We've been installing and supplying Ivy Green Screens for a number of years now. We have been so impressed with the results they yield in terms of improved air quality that we decided they merit an article of their own.
Green infrastructure offers many benefits for the health of both people and the environment. In this article we focus on the benefits of green screens (green walls) of evergreen climbing plants to public health by reducing their exposure to the air pollution caused by vehicles.
Green screens are made up of evergreen climbing ivy and are built for long term success and will play an important role in reducing exposure to air pollutants for many years to come
They are fundamentally effective, year-round pollution barriers protecting the public from harmful air pollution caused by car emissions. They can as much as halve the level of pollutants just behind the barrier.
There are two distinct ways in which green screens remove pollutants from the air: by deposition (pollution lands on the surface of the leaf and is removed from the air) but more importantly by dispersion (changing the speed and distance pollutants travel before they reach people).

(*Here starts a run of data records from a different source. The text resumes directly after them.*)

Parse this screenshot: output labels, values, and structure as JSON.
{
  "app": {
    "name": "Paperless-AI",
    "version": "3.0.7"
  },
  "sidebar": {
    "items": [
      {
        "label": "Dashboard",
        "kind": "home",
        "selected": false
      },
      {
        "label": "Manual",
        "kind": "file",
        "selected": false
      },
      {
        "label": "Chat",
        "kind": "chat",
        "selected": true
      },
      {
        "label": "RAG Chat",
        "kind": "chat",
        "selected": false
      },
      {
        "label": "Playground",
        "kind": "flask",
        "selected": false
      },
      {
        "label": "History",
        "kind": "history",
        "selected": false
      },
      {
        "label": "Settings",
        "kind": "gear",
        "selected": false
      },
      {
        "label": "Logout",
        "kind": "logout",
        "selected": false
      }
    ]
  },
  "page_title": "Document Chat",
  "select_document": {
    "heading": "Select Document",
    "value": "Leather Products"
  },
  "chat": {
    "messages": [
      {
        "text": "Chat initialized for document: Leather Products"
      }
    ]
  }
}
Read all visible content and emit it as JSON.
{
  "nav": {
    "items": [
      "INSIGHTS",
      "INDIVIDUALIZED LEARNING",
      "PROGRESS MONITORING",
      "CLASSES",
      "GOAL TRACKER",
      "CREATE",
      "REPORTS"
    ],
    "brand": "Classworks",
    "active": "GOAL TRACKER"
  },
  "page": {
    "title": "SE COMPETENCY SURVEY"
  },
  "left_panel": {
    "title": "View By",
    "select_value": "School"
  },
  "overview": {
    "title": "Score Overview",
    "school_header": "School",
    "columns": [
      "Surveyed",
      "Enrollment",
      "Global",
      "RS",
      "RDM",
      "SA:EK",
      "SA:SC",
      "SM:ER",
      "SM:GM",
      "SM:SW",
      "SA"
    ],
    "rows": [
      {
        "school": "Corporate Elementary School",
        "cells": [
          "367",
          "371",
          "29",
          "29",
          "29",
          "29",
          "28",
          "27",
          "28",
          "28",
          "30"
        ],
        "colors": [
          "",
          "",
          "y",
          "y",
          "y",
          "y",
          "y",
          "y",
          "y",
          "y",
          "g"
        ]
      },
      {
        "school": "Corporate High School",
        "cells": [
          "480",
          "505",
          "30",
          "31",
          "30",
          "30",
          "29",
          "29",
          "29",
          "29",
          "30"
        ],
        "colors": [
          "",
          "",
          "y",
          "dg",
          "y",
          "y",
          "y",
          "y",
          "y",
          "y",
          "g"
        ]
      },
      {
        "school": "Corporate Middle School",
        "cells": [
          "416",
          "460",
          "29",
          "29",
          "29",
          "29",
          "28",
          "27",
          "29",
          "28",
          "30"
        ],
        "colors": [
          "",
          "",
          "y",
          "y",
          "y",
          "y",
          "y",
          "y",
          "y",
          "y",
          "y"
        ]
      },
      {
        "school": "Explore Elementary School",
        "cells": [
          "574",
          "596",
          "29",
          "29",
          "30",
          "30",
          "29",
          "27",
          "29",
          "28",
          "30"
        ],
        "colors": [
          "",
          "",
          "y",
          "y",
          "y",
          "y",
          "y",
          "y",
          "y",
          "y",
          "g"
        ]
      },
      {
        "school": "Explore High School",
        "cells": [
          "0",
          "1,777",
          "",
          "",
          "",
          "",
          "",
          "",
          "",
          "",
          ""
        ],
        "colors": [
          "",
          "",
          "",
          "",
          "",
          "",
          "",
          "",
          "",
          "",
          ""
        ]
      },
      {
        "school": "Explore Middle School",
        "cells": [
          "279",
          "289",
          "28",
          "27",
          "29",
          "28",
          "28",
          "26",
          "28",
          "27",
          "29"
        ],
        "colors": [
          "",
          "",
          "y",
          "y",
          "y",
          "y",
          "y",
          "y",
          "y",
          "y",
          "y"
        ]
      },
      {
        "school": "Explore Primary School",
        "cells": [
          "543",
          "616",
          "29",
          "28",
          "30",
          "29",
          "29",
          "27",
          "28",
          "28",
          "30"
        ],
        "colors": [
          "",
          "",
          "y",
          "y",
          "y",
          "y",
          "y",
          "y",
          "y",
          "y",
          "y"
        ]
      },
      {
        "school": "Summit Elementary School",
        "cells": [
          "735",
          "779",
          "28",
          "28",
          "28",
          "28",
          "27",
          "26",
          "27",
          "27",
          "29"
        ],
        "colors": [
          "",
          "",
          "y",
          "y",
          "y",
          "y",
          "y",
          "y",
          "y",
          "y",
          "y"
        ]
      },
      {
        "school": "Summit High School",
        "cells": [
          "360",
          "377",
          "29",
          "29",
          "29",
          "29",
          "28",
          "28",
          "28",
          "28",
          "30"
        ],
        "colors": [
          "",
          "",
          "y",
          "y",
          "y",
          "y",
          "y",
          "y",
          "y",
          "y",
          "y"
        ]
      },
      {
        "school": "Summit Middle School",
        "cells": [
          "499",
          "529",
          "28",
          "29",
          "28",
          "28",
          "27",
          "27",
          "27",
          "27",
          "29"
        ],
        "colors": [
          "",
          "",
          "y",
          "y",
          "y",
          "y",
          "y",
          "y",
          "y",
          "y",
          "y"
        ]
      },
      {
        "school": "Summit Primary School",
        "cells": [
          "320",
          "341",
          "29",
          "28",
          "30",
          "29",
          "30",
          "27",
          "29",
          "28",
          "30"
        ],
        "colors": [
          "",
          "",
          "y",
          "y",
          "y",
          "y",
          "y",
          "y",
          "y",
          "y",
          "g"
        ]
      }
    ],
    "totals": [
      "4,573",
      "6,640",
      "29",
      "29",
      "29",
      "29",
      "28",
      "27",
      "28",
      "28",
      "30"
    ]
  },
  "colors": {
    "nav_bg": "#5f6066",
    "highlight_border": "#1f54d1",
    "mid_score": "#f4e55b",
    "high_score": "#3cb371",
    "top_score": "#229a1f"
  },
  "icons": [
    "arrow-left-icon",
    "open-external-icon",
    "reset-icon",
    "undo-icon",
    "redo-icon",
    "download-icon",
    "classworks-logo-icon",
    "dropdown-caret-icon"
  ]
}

Green screens are highly effective pollution barriers between pedestrians/cyclists and busy roads
They block and divert the flow of polluted air thanks to their height and dense, thick foliage. In fact they can as much as halve the level of pollutants just behind the barrier, see the report from the Mayor of London
They are at their most effective when placed on highly polluted streets with buildings on both sides (street canyons), where the air pollution is higher at street level than the area above the surrounding buildings.
This makes them ideal for street planting schemes, forming a roadside barrier for highly localised protection from polluted air.
This was demonstrated by one study by King’s College London that found levels of NO2 reduced by 23 per cent when green screens were placed between a busy road and a school playground, see report.
Air pollutants are deposited to leaf surfaces, leading to improved air quality.
Furthermore, the main species used is Helix Hedera. Having complex waxy leaves that have a large surface area increases their ability to remove pollutants from the air.
There are many areas where hedges and trees cannot be planted due to sub-surface infrastructure constraints.
In addition, the most polluted areas of cities are those with very limited space for planting.
As green screens are so much thinner than a hedge they are ideal for providing vegetation in small spaces.